Because we have defined 365 daily backups you will find daily.0 through daily.365 (or latest number) in the /mnt/rsnapshot/rome folder. When you run a new backup daily.6 will be removed and the newest backup will be written to daily.0.


Current Backup Dirs As of right now the CapBack system is connected to Rome (192.168.1.4) via a dedicated network in the 192.168.1.x range. This is done through a small switch in the server room, and utilizes the eth1 interface on Rome

Rome
eth1      Link encap:Ethernet  HWaddr 00:22:19:25:8F:CA
          inet addr:192.168.1.4  Bcast:192.168.1.255  Mask:255.255.255.0


Rome has the NFS share /mnt/main mounted so we can access and read it for backups.

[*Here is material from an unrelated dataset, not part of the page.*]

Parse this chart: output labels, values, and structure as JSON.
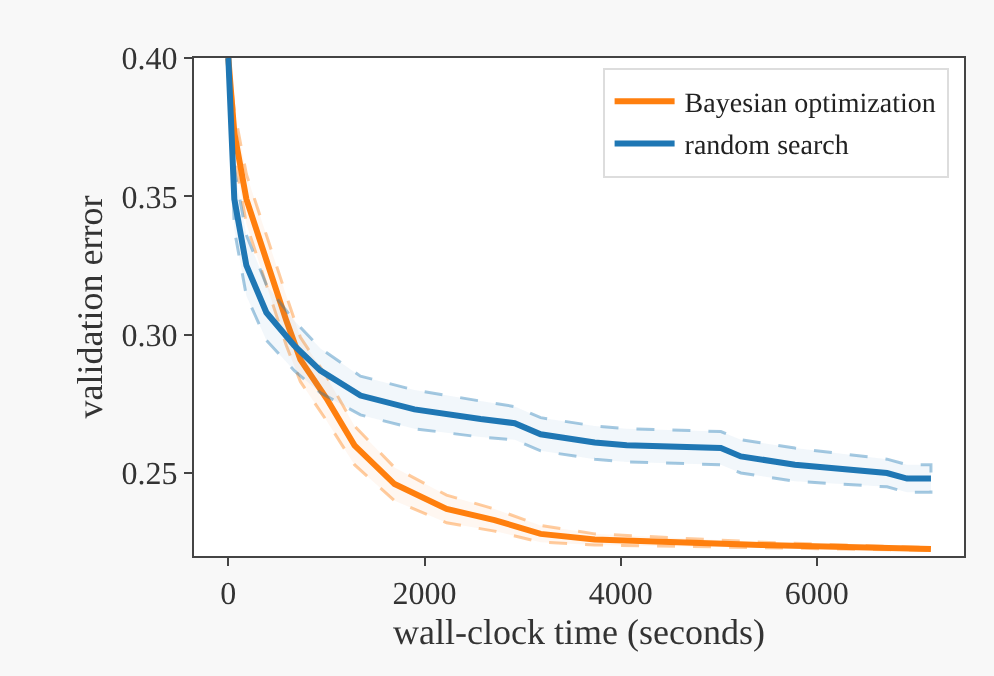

#Active backups - add new lines here
backup  root@192.168.1.4:/mnt/main/scripts      rome/

To add more directories add extra lines under active backups. Be sure to utilize the exclude options if setting large directories such as /mnt/main or /

If it is desired to backup Caesar or another server other the easiest way would be to add an interface and give it an IP on the 192.168.1 range, although you could setup keys and tunnel through Rome.


Automation

The system is currently automated using cron. (https://help.ubuntu.com/community/CronHowto)

Basically this is a task scheduler for windows. You can view the current crontab settings by using the command "crontab -l"

Current Settings

    # m h  dom mon dow   command
      0 0   *   *   *     rsnapshot daily

This indicates the system will run the command "rsnapshot daily" at midnight daily.

The m stands for minutes, h for hour, dom for day of month, mon for month, dow day of week.

So in our case 0 hour is 12am and 0 means 12:00am every day of the month, every month, every day of the week.

VERY OLD Backup System

JUST IGNORE THIS

In Spring 2013, the systems group explored the option of Clonezilla. Clonezilla, which is open source, is software that takes a full image of a disc drive at a time to save information. Backups need to be done manually in this case. System downtime will also be experienced with this option.

In Spring 2012, the systems group explored the option of Google Code and upload files from the system that way.